We Can Change Our Programming!
2. Fragmented Us versus Them Perspectives
Deep in most people’s ways of thinking, looking at the world and our lives, is some method of separating people and things into groups. Differences are used to distinguish, separate, judge and label one group of people relative to others, one species versus others, one geography versus another, one set of beliefs, thoughts, characteristics, behaviors, stories, values or aspirations versus others.
As a method to try to understand diversity, that’s fine. To discriminate as a mental exercise is part of how we make sense of the world. We discover or create dualistic dimensions of reality and compare things along those dimensions in order to understand them. For example, in the dimension of hot to cold, we perceive and categorize things according to how hot and cold they are relative to other things, and how that affects us and others. Water freezes or we feel cold at or below this temperature...
However, we tend to use differences as ways to identify insider groups and to label outsider groups. We tend to seek solutions and improvement only for those we identify with, ignoring or disparaging others. We care about us, not them. Worse, we tend to blame others for what are too often really problems within and about us. As a practice of behavior, to discriminate against others as a group is really not OK.
Thoughts and feelings about us versus them divide us. We scapegoat to find or place fault with others, rather than seeking truth in ourselves. By not considering others as we seek solutions for us, we create or exacerbate problems for others, problems that come back to us, whether we want them to or not.
Historically, great cruelties, wars and crimes have been committed on others, because we don’t understand or value them as much as we do ourselves. One group of people enslaves or exploits another, creating suffering. One group enacts war on another, destroying lives and works and systems. Humans enslave, exploit, kill and even commit genocide on other species. Members of one religion or other belief system work to destroy or convert others. Different groups try to exert power over others.
So many of our problems originate in a lack of understanding, concern, respect and care for others, other genders, races, ethnicities, sexual orientations, beliefs, dogmas, politics, classes, geographies, values, practices, views, religions, philosophies, ways of thinking, behaving and living. Common sense.
There’s no such thing as other. There’s only us. We’re all one thing, diverse parts of an interconnected, interdependent web of being and life. If it harms another, it often also harms us, in at least some way, perhaps some way we can’t yet perceive. Social solutions don’t ultimately work unless they work for all.
Our society suffers from fragmentation, disharmony, conflict and competition. That suffering can only be alleviated by holistic thinking, planning, working, living and being. We’re one, us, all of us, all people, species and beings. We’re all connected. What any does and is affects all. All depend on each other, and on our common environments and resources. Share and be fair! Respect and allow others! Open!

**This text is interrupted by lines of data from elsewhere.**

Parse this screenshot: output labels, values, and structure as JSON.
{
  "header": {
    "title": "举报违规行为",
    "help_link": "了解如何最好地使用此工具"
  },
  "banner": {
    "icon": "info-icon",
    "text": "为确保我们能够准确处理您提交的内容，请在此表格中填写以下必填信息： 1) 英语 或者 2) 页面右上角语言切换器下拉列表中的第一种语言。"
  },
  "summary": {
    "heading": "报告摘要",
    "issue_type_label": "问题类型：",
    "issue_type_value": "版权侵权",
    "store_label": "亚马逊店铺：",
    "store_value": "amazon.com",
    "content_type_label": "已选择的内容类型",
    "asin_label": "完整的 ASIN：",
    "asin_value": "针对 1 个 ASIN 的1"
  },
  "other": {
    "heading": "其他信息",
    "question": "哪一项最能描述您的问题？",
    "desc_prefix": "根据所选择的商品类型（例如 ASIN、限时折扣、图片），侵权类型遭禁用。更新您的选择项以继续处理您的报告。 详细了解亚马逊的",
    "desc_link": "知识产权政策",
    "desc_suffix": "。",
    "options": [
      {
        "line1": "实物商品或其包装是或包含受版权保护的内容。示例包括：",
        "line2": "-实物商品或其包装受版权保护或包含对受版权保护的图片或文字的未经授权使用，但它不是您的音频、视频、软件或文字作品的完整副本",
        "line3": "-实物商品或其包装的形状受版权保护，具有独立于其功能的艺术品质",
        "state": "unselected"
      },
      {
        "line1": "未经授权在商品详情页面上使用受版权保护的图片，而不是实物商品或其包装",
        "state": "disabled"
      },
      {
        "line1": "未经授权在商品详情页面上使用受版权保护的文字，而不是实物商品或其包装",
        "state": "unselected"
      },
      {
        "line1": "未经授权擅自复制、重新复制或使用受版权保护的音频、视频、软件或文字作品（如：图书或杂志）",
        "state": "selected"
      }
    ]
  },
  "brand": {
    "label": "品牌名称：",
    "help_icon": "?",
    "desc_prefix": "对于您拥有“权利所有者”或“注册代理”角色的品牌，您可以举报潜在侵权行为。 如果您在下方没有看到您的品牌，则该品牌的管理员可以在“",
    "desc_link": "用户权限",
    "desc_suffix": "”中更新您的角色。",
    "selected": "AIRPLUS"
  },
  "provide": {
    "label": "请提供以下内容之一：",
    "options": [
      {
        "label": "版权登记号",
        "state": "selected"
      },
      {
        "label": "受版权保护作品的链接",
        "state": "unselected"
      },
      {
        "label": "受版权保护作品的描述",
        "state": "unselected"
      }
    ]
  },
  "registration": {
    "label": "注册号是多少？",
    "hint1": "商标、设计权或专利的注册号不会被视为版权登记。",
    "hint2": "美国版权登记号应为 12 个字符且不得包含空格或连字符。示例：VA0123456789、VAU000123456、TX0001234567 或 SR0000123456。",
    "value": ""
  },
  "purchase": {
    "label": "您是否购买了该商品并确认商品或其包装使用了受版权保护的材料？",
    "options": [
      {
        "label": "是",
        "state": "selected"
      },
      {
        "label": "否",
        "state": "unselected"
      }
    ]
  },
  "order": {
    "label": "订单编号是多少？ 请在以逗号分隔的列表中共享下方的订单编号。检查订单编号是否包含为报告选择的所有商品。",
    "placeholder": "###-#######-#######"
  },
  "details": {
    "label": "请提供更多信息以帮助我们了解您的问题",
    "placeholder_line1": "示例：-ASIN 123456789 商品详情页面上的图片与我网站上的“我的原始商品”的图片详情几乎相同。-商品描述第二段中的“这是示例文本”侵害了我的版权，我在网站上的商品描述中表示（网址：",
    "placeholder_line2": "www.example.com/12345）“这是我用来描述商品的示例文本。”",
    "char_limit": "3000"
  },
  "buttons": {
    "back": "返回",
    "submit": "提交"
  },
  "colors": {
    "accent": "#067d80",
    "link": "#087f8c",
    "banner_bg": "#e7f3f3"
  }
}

It is OK to work within communities to make things work for that community, even if that community does not include everyone. It is fine to create and nurture diversity. But we need to do so with respect for others, allowing them opportunities to make things work for their groups. Separateness is artificial. It is ultimately not real. Everything is interconnected. Ultimately, we are all one. There is no such thing as us and them; there is only us; and we are all inseparable parts of many things much greater than us. Diversity gives us strength. Open and allow it! Try to understand and appreciate! See us in them!